The Chemical Brothers

The Chemical Brothers have produced the ideal record for anyone feeling nostalgic for 1997. For the first couple of tracks, at least, Tom Rowlands and Ed Simons recall the urgent, pumping dance-as-trench-warfare future shock of their double-barreled bestsellers Exit Planet Dust and Dig Your Own Hole. Then the pair retreats to the juice bar at the gym, making good only with a lovely guitar sample from ’60s pop group the Association on “Hoops” and the Exorcist-theme-on-toy-piano-like loop that opens the otherwise by-the-numbers “My Elastic Eye.”
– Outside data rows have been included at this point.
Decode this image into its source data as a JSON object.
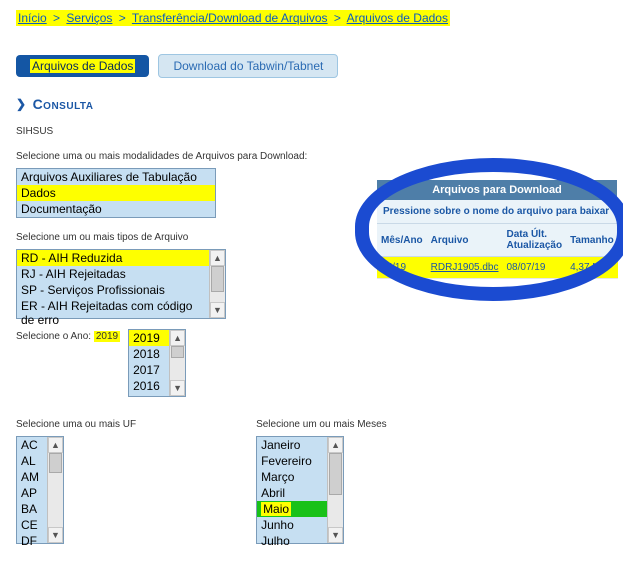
{
  "breadcrumb": {
    "items": [
      "Início",
      "Serviços",
      "Transferência/Download de Arquivos",
      "Arquivos de Dados"
    ],
    "sep": ">"
  },
  "tabs": {
    "active": "Arquivos de Dados",
    "inactive": "Download do Tabwin/Tabnet"
  },
  "consulta_title": "Consulta",
  "system_name": "SIHSUS",
  "labels": {
    "modalidade": "Selecione uma ou mais modalidades de Arquivos para Download:",
    "tipo": "Selecione um ou mais tipos de Arquivo",
    "ano": "Selecione o Ano:",
    "uf": "Selecione uma ou mais UF",
    "mes": "Selecione um ou mais Meses"
  },
  "modalidade": {
    "items": [
      "Arquivos Auxiliares de Tabulação",
      "Dados",
      "Documentação"
    ],
    "highlighted": 1
  },
  "tipo": {
    "items": [
      "RD - AIH Reduzida",
      "RJ - AIH Rejeitadas",
      "SP - Serviços Profissionais",
      "ER - AIH Rejeitadas com código de erro"
    ],
    "highlighted": 0
  },
  "ano": {
    "items": [
      "2019",
      "2018",
      "2017",
      "2016"
    ],
    "highlighted": 0
  },
  "uf": {
    "items": [
      "AC",
      "AL",
      "AM",
      "AP",
      "BA",
      "CE",
      "DF"
    ]
  },
  "mes": {
    "items": [
      "Janeiro",
      "Fevereiro",
      "Março",
      "Abril",
      "Maio",
      "Junho",
      "Julho"
    ],
    "highlighted": 4
  },
  "download": {
    "header": "Arquivos para Download",
    "hint": "Pressione sobre o nome do arquivo para baixar",
    "columns": [
      "Mês/Ano",
      "Arquivo",
      "Data Últ. Atualização",
      "Tamanho"
    ],
    "row": {
      "mes_ano": "05/19",
      "arquivo": "RDRJ1905.dbc",
      "data": "08/07/19",
      "tamanho": "4,37 MB"
    }
  }
}
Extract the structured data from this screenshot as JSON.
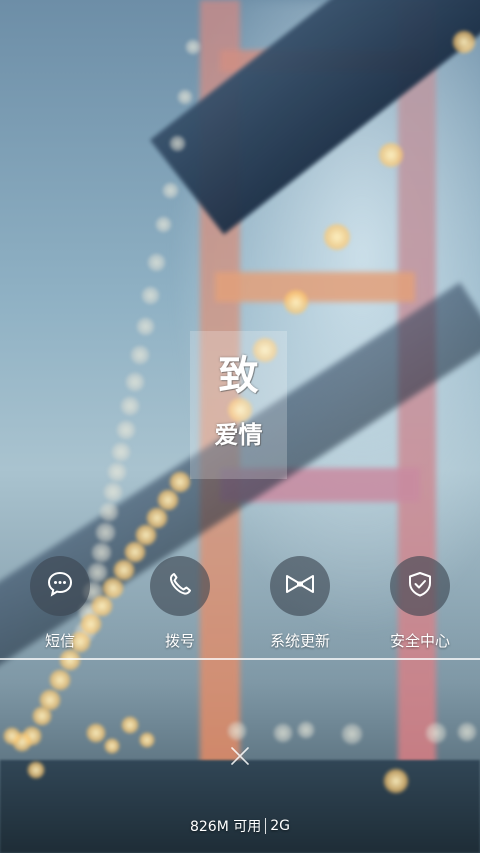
{
  "title": {
    "main": "致",
    "sub": "爱情"
  },
  "shortcuts": [
    {
      "label": "短信",
      "icon": "message-bubble-icon"
    },
    {
      "label": "拨号",
      "icon": "phone-icon"
    },
    {
      "label": "系统更新",
      "icon": "bowtie-update-icon"
    },
    {
      "label": "安全中心",
      "icon": "shield-check-icon"
    }
  ],
  "footer": {
    "memory": "826M 可用",
    "network": "2G"
  },
  "colors": {
    "circle_bg": "#3c4650",
    "text": "#ffffff"
  }
}
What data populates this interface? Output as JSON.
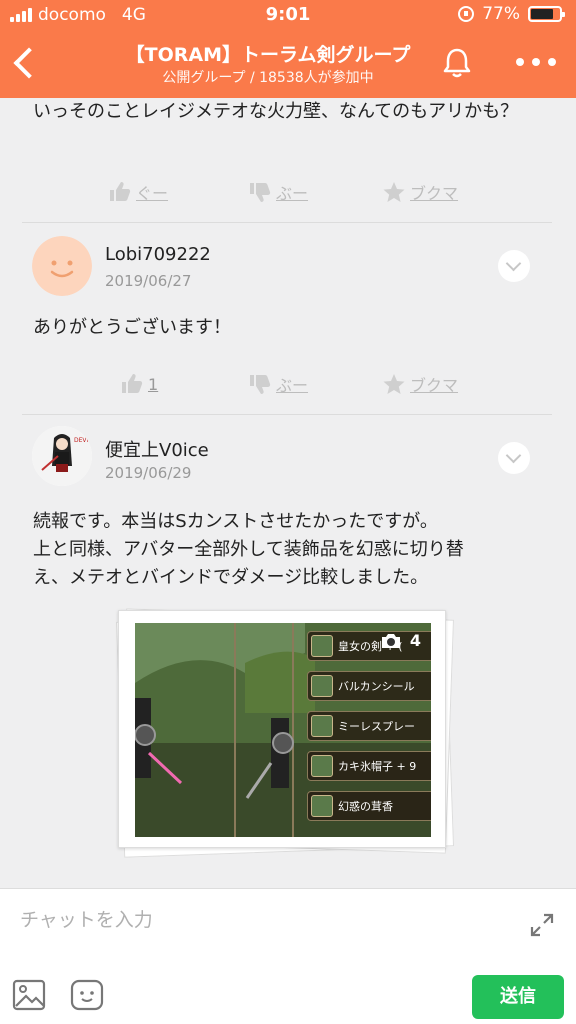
{
  "status": {
    "carrier": "docomo",
    "network": "4G",
    "time": "9:01",
    "battery": "77%",
    "battery_level": 0.77
  },
  "header": {
    "back_icon": "chevron-left-icon",
    "title": "【TORAM】トーラム剣グループ",
    "subtitle": "公開グループ / 18538人が参加中",
    "bell_icon": "bell-icon",
    "more_icon": "more-dots-icon"
  },
  "posts": [
    {
      "text": "いっそのことレイジメテオな火力壁、なんてのもアリかも？",
      "actions": {
        "good": "ぐー",
        "boo": "ぶー",
        "bookmark": "ブクマ"
      }
    },
    {
      "user": "Lobi709222",
      "date": "2019/06/27",
      "text": "ありがとうございます！",
      "actions": {
        "good": "1",
        "boo": "ぶー",
        "bookmark": "ブクマ"
      }
    },
    {
      "user": "便宜上V0ice",
      "date": "2019/06/29",
      "text_lines": [
        "続報です。本当はSカンストさせたかったですが。",
        "上と同様、アバター全部外して装飾品を幻惑に切り替",
        "え、メテオとバインドでダメージ比較しました。"
      ],
      "photo_count": "4",
      "skills": [
        "皇女の剣 + (",
        "バルカンシール",
        "ミーレスプレー",
        "カキ氷帽子 + 9",
        "幻惑の茸香"
      ]
    }
  ],
  "composer": {
    "placeholder": "チャットを入力",
    "send_label": "送信"
  },
  "colors": {
    "accent": "#fa7a4a",
    "send": "#23c05a"
  }
}
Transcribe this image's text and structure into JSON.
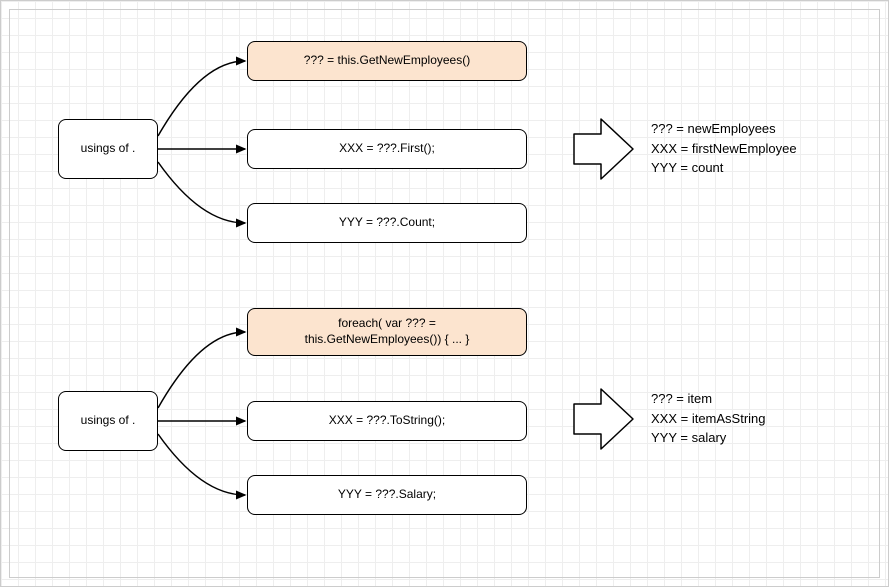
{
  "group1": {
    "source": "usings of .",
    "box1": "??? = this.GetNewEmployees()",
    "box2": "XXX = ???.First();",
    "box3": "YYY = ???.Count;",
    "result": "??? = newEmployees\nXXX = firstNewEmployee\nYYY = count"
  },
  "group2": {
    "source": "usings of .",
    "box1": "foreach( var ??? =\nthis.GetNewEmployees()) { ... }",
    "box2": "XXX = ???.ToString();",
    "box3": "YYY = ???.Salary;",
    "result": "??? = item\nXXX = itemAsString\nYYY = salary"
  }
}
Dust and Hole have held up well, even given the way sample maniacs such as the Avalanches recently have raised the stakes well past what appears to be the Brothers’ comfort zone. What Rowlands and Simons accomplished with those discs wasn’t groundbreaking music but a triumph of accessibility, making big-beat dance culture available to a mass audience who thought it was just picking up a great vocal track featuring the guy from Oasis (Hole‘s “Setting Sun”). Now that similar sounds have infiltrated commercials and movie trailers while rock groups once eager for an infusion of enigmatic electronica have rediscovered simple three-chord ass-shaking, the Chemical Brothers find themselves in a class by themselves. And earning Cs.

The de rigueur big-name guest shots prove disappointing. Beth Orton is back for the forgettable “The State We’re In,” having long since bettered her previous Chemicals cameos with two stellar albums of her own. Former Verve leader Richard Ashcroft, with a largely useless solo disc under his belt, assumes the Noel Gallagher position for Come With Us‘ climactic finale, “The Test,” a wannabe epic that fails to withstand the scrutiny of repeat listening.

And that turns out to be what props up or tears down Rowlands and Simons’ tracks. By now predictable, the Chemical Brothers can still get fine results big-beating a dead horse with the right rhythms and samples. But Come With Us suffers from a paucity of both, substituting bombast for the former and somnambulant let’s-buy-a-Volkswagen trance for the latter. It’s a solidly engaging hour — if you’re working out. But fans of the former DJs’ static electricity will find that Come With Us is the disappointing product of a couple of guys stuck on a treadmill.